Of the 92 submissions accepted for Best International Feature Film (the Oscar formerly known as Best Foreign Language Film), Bong Joon Ho’s Parasite is by far the most widely seen. In fact, it’s so admired that the South Korean stunner has an excellent shot at vaulting into the Best Director and Best Picture categories.
The only other submission with significant U.S. visibility is Pedro Almodóvar’s Pain and Glory, which means there are 90 excellent movies from around the globe awaiting your discovery. Intrigued? Fifteen (including the Almodóvar) screen Jan. 3-9 in the annual For Your Consideration series at the Smith Rafael Film Center in San Rafael.
Some of the titles chosen by curators João Federici and Karen Davis will receive theatrical releases: Brazil’s separated sisters saga Invisible Life opens Jan. 3, Italy’s Cosa Nostra history The Traitor arrives Feb. 7, and Russia’s post-war portrait Beanpole and Sweden’s gay-themed And Then We Danced both open Feb. 21. The Czech Republic’s The Painted Bird, adapted from Jerzy Kozinski’s novel, will probably find its way into theaters. In addition, the U.K.’s Malawi-set The Boy Who Harnessed the Wind is on Netflix. (To be sure, it’s an even more powerful experience on the big screen.)
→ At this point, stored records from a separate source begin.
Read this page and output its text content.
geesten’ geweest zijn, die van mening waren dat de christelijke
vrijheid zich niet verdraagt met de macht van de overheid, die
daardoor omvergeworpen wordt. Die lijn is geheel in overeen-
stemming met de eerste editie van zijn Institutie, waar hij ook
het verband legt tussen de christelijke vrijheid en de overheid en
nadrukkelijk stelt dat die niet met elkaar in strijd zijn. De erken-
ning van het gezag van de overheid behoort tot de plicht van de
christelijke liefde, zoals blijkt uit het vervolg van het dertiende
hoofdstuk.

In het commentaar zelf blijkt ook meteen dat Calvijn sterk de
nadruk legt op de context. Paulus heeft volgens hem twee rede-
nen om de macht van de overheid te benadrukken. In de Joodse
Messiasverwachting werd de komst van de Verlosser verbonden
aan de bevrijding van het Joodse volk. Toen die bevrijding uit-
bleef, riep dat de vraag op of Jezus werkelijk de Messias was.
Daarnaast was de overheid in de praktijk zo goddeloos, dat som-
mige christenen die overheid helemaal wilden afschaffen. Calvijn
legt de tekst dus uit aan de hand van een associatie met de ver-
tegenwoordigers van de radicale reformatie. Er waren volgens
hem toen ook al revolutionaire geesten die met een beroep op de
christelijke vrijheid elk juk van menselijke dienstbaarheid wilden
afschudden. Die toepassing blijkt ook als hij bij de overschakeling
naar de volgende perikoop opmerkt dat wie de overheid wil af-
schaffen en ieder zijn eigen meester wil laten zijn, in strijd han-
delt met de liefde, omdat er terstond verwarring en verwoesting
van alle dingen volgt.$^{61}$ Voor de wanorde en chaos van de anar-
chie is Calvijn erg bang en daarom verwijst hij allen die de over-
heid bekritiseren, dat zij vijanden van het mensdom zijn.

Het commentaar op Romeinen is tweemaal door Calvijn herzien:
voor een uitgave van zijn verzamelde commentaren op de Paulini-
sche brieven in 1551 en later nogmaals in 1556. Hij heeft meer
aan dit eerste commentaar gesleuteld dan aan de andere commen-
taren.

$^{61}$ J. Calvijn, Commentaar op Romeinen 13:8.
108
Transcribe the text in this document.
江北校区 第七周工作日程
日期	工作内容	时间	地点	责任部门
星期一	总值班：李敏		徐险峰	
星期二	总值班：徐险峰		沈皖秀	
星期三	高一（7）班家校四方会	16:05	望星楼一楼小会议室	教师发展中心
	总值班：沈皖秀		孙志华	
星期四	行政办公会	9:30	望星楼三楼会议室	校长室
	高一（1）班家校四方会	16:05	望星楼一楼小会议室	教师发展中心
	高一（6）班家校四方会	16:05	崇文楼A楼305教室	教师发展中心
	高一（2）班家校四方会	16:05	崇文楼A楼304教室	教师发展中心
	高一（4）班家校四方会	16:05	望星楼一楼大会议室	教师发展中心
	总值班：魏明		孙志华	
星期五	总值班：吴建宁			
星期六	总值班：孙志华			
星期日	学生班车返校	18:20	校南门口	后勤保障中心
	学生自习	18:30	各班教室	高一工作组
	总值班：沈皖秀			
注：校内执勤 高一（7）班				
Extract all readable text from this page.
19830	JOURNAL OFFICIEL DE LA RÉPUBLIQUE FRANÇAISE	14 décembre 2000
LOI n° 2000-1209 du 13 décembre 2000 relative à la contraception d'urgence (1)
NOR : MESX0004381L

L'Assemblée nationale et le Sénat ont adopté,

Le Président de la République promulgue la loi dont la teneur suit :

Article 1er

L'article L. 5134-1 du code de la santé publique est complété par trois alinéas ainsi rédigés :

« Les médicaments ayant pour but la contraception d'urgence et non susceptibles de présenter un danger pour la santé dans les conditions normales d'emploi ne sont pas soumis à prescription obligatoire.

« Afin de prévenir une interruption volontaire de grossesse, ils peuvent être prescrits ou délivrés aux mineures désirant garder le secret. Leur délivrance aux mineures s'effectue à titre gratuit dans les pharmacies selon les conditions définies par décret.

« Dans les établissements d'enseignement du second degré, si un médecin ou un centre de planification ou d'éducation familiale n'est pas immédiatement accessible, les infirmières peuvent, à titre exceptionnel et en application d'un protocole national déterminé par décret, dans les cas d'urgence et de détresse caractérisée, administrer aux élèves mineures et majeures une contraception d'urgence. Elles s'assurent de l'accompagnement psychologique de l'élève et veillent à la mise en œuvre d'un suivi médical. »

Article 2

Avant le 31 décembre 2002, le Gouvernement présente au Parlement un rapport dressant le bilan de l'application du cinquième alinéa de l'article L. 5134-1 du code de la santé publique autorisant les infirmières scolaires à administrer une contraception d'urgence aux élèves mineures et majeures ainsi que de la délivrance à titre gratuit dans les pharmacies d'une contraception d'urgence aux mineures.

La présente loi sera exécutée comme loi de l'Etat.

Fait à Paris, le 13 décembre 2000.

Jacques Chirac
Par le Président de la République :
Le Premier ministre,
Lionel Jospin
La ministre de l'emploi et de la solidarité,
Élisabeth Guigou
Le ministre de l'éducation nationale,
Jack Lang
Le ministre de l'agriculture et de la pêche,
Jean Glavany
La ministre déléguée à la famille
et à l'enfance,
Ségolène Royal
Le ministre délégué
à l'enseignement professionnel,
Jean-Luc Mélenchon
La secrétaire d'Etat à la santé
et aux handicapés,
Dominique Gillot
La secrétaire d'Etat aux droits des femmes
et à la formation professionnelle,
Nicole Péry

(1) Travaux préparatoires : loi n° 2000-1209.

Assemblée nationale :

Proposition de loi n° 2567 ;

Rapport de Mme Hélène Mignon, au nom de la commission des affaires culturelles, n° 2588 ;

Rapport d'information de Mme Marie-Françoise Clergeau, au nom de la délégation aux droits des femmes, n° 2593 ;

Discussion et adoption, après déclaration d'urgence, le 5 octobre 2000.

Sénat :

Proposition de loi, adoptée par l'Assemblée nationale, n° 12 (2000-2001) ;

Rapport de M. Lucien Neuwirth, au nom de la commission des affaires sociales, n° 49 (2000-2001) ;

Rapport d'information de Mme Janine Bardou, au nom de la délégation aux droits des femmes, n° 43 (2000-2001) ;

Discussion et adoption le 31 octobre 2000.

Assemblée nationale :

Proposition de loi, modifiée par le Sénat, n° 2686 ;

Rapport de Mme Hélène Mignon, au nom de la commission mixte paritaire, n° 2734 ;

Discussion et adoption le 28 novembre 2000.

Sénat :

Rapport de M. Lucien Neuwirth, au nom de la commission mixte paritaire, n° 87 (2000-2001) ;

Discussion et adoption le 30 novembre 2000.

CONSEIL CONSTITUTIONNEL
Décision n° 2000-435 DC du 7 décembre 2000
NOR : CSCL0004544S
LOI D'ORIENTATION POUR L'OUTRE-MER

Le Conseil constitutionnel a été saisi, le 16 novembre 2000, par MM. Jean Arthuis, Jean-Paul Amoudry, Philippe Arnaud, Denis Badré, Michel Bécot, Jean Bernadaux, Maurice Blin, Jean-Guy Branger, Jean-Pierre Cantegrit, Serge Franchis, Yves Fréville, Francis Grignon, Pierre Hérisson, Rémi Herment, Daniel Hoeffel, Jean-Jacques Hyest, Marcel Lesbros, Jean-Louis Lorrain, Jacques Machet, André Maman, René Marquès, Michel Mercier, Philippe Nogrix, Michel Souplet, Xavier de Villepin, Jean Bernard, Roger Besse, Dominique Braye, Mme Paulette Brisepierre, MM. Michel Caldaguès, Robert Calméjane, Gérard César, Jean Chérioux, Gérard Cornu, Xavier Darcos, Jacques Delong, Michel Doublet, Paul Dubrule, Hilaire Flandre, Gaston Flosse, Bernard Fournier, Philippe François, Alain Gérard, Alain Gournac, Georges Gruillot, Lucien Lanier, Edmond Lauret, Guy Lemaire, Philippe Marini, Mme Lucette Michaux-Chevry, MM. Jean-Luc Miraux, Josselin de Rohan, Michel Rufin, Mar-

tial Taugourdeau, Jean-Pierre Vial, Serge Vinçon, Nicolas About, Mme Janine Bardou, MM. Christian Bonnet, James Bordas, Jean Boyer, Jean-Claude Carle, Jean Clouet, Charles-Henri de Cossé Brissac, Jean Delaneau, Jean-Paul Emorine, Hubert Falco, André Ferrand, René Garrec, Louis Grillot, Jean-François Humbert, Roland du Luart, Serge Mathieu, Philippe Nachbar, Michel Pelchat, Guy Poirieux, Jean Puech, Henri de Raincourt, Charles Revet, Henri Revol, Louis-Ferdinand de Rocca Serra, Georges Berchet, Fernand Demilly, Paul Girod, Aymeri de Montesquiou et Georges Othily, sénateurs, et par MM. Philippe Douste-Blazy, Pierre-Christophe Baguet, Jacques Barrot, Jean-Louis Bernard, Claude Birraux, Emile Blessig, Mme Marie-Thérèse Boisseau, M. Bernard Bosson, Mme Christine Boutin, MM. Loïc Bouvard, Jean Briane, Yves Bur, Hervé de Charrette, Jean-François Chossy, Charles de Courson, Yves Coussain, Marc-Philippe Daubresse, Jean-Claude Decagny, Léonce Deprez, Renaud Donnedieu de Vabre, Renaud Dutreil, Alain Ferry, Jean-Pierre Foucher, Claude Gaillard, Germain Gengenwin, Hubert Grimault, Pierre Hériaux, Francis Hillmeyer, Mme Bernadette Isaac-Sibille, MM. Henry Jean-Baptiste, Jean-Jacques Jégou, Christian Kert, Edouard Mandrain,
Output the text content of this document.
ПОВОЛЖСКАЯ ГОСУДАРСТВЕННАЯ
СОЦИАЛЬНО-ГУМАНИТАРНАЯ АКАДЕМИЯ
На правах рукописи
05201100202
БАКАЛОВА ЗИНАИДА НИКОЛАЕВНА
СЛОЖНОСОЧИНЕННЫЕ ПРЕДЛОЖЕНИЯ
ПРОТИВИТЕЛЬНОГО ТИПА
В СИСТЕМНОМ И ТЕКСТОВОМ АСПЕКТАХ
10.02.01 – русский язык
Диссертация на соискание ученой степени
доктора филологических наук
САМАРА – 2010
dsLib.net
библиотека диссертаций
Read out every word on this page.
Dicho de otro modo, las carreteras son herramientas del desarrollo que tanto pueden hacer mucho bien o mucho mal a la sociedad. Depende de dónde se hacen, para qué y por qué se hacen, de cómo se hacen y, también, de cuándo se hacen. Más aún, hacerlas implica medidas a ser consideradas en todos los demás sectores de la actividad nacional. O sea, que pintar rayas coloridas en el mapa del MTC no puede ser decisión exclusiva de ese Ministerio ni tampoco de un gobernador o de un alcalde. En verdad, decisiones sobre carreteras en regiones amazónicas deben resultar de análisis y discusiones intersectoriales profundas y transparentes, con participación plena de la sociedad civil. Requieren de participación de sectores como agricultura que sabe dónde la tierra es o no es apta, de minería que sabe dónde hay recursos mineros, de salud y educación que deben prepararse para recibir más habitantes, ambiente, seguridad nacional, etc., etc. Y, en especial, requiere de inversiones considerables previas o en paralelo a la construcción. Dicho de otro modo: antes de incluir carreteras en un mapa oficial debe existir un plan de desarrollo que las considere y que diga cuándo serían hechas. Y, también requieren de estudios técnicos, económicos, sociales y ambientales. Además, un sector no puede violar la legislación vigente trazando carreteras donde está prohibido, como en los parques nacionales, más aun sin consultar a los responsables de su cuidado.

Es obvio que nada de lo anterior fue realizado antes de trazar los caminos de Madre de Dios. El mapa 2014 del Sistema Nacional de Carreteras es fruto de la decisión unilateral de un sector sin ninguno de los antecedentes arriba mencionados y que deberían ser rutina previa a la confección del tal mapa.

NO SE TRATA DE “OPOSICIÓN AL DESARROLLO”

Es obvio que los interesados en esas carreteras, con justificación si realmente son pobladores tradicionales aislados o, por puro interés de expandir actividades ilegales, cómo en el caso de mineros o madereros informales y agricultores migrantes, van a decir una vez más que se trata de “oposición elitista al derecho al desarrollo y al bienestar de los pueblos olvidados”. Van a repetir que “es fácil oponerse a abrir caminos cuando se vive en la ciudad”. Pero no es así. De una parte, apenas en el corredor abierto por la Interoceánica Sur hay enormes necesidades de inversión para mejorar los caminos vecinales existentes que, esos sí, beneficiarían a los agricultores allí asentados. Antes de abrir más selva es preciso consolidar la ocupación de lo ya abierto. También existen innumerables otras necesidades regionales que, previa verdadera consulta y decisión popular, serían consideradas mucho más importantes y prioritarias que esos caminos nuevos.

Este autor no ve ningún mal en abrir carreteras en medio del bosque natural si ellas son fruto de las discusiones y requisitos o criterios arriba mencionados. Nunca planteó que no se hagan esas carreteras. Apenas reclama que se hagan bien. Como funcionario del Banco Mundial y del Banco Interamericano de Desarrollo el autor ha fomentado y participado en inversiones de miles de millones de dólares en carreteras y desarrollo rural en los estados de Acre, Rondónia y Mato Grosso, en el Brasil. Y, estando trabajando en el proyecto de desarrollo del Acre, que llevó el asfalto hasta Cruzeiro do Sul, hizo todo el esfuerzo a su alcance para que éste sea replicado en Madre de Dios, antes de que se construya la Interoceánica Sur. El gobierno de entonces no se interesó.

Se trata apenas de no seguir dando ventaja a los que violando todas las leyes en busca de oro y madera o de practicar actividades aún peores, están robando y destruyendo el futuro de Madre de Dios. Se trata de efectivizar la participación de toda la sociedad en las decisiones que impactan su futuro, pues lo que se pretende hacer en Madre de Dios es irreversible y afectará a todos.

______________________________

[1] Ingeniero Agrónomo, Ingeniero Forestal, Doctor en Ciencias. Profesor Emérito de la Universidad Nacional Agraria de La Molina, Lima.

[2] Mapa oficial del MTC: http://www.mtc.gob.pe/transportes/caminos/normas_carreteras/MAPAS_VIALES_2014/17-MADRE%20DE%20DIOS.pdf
Perhaps it’s a coincidence (spoiler: it’s not) that a trio of acclaimed dramas propelled by female protagonists don’t have U.S. distribution. Algeria’s Papicha (Jan. 8, with a Jan. 19 screening at the Roxie) follows a young woman’s determined pursuit of a fully expressed life and career in dangerous times. For Your Consideration may be your only chance to see Canada’s Antigone (Jan. 8), which transposes Sophocles’ female-fueled tragedy to present-day Montreal. Ditto for Morocco’s Adam (Jan. 9), which portrays the unexpected connection between a grief-paralyzed widow and a pregnant homeless woman.
Five of the Smith Rafael’s 15 selections—The Painted Bird, Beanpole, Pain and Glory, Parasite and Hungary’s Those Who Remained (Jan. 5)—made the 10-film shortlist for the Academy Award. While that’s one measure of Davis and Federici’s handicapping skills, I mention it primarily for those who take their Oscar preparations very, very seriously.